Reposted because of two reasons:
First, I realized that the message should contain the
word 'mkoffload.cc' to be clearer.
But the main reason is that I kept changing whether I wanted
to set HSA_XNACK=0 and warn with USM for gfx90{0,6,8} or only
one or not. (In GCC, those default to xnack=no as they have XNACK
but do not have a well-working USM support.)
At the end, I settled on: Yes, both set the env var and warn.
But I forgot to remove all traces of the unused variable.
Appended the corrected patch …
Tobias
Tobias Burnus wrote:
While users can set HSA_XNACK themselves, it is much more convenient if
the compiler sets it for them (at least if it is overriddable).

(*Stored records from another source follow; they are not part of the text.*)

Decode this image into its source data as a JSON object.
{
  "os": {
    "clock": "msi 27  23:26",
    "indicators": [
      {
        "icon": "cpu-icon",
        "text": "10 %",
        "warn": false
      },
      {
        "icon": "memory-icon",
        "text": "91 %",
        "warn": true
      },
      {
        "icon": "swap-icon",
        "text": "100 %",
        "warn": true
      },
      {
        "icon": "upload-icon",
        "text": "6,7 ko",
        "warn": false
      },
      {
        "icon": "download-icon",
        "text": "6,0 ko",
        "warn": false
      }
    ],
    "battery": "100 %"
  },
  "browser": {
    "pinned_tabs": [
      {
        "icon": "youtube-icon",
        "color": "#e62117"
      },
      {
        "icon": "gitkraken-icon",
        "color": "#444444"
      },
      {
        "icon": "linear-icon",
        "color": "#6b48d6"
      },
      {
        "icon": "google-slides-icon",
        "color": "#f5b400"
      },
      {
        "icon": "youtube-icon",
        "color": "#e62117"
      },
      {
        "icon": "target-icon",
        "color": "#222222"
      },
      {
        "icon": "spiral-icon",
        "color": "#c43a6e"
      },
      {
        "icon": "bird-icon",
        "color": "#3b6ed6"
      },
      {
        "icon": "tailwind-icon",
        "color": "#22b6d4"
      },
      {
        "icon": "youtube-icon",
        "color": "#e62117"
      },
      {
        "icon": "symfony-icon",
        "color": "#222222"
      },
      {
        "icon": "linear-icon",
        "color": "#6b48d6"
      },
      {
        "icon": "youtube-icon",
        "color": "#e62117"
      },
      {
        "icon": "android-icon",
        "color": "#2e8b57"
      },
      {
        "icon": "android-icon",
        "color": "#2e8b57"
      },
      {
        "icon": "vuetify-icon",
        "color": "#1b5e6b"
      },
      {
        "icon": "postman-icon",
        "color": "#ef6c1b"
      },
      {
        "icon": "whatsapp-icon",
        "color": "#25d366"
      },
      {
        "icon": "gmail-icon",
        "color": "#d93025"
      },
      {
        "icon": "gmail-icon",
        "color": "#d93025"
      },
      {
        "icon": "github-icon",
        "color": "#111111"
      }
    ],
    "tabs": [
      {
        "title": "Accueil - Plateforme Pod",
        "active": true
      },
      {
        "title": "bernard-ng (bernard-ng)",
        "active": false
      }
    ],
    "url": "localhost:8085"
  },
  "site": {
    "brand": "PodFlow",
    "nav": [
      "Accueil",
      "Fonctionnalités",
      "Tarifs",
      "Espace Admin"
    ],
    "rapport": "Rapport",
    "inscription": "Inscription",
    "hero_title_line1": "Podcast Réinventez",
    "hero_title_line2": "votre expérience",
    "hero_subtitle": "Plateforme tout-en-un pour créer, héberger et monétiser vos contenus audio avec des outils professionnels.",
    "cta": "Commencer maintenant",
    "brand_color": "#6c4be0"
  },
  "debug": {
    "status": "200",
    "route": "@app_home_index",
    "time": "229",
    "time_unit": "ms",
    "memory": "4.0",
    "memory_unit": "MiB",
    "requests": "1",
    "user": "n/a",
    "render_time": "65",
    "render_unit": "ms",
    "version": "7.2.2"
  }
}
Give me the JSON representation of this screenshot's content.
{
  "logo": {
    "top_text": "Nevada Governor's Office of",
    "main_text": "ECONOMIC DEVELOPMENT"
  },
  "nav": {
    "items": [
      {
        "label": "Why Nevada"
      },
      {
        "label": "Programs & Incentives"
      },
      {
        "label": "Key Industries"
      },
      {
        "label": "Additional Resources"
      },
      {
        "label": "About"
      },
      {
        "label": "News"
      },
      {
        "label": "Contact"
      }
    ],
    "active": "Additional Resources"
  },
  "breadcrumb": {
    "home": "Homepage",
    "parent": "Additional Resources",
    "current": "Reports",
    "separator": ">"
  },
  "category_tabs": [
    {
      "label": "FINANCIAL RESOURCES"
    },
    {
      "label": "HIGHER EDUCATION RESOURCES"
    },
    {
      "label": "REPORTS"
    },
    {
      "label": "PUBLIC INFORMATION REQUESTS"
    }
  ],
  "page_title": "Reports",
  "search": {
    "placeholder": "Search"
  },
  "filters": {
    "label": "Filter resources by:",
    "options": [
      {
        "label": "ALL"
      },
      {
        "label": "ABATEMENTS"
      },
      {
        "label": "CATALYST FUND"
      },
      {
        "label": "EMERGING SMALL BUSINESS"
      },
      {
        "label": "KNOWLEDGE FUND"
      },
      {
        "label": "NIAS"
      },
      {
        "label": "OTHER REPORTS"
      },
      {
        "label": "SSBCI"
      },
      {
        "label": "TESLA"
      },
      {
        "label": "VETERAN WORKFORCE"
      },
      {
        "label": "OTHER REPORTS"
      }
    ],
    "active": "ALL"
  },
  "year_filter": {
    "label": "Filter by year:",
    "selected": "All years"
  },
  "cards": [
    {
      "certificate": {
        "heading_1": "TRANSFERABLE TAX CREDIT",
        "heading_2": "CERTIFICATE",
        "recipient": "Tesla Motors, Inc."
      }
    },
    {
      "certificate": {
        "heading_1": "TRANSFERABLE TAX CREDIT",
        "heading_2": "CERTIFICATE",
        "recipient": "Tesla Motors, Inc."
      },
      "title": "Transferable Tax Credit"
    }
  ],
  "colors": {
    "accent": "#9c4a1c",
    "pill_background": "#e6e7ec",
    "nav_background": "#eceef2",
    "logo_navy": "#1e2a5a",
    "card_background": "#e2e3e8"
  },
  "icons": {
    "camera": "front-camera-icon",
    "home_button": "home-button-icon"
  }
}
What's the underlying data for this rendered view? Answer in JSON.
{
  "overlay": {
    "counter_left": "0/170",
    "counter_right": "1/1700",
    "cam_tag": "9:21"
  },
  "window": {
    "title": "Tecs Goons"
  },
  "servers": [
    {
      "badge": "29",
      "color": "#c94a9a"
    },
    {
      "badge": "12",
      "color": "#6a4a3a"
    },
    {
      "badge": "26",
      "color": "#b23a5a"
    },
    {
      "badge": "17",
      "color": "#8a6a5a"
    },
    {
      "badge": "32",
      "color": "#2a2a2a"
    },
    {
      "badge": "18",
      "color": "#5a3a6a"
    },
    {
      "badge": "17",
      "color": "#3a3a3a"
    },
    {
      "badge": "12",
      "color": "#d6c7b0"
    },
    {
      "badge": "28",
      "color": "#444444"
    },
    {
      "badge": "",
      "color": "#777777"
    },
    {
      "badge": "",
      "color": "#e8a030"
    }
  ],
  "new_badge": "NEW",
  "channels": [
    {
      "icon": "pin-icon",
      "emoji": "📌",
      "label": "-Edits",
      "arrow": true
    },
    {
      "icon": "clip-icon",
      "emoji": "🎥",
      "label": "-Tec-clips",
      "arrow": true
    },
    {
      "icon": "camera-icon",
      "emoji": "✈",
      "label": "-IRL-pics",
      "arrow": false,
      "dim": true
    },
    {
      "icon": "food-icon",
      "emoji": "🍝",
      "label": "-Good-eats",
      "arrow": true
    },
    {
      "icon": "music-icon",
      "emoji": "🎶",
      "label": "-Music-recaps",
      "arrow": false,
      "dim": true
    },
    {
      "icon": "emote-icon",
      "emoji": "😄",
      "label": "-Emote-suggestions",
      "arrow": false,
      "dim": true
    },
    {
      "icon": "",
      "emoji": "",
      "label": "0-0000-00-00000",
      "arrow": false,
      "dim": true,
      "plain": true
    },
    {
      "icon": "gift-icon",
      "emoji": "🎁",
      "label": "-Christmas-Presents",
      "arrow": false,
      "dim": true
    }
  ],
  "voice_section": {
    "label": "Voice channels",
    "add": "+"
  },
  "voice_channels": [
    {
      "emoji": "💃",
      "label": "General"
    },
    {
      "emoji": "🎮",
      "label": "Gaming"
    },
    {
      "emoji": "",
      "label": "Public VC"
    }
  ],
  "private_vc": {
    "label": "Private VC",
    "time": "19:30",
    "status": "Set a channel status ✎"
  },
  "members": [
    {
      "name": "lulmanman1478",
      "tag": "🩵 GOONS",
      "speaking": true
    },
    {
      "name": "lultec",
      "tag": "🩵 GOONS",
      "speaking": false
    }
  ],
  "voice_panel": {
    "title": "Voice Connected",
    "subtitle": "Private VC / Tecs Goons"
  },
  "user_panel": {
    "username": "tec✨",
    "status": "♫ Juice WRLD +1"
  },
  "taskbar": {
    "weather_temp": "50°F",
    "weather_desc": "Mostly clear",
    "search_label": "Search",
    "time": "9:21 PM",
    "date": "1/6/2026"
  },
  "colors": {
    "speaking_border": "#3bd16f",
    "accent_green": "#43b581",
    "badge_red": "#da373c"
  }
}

Some systems don't have XNACK, but for those that have it, the somewhat
newisher object code versions support three modes: unset (GCC:
'-mxnack=any';
supporting both XNACK and not), set and unset; the last two only work
if the
compiled-for mode matches the actual mode in which the GPU is running.
Therefore, setting HSA_XNACK in this case makes sense.
XNACK (when available) also needs to be enabled in order to have a
working
unified-shared memory access, hence, setting it in that case also
makes sense.
Therefore, this patch sets HSA_XNACK to 0 or 1.
This somewhat matches what is done in OG13 and in Andrew's patch at
https://gcc.gnu.org/pipermail/gcc-patches/2024-June/655951.html
albeit the code is somewhat different.
[For some reasons, this code is not in OG14 ?!?]
While doing so, I also updated the documentation and moved the code from
the existing stack-size constructor in the existing 'init' constructor to
reduce the number of used constructors.
OK for mainline?
Tobias
AMD GCN: mkoffload.cc - set HSA_XNACK for USM and 'xnack+' / 'xnack-'
Code compiled with explicit 'xnack-' (-mxnack=off) or 'xnack+' (-mnack=on)
only runs when the hardware mode matches. Additionally, on GPUs that support
XNACK, the GPU has to use this mode in order that unified-shared memory access
is possible.
This commit adds code to the constructor, created by mkoffload.cc, to set the
HSA_XNACK environment variable (if not set by the user) - either to 0 for
'xnack-' or to 1 for 'xnack+' and if the code contains
'omp requires self_maps' or '... unified_shared_memory'.
There is a compile-time warning when combining 'xnack-' with USM. At runtime,
when XNACK is supported but not enabled, the GPU is excluded (host fallback).
The new setenv has been added to the 'init' constructor - and the existing
setenv code for the stack size has been moved there to reduce the pointless
larger overhead due having multiple constructors.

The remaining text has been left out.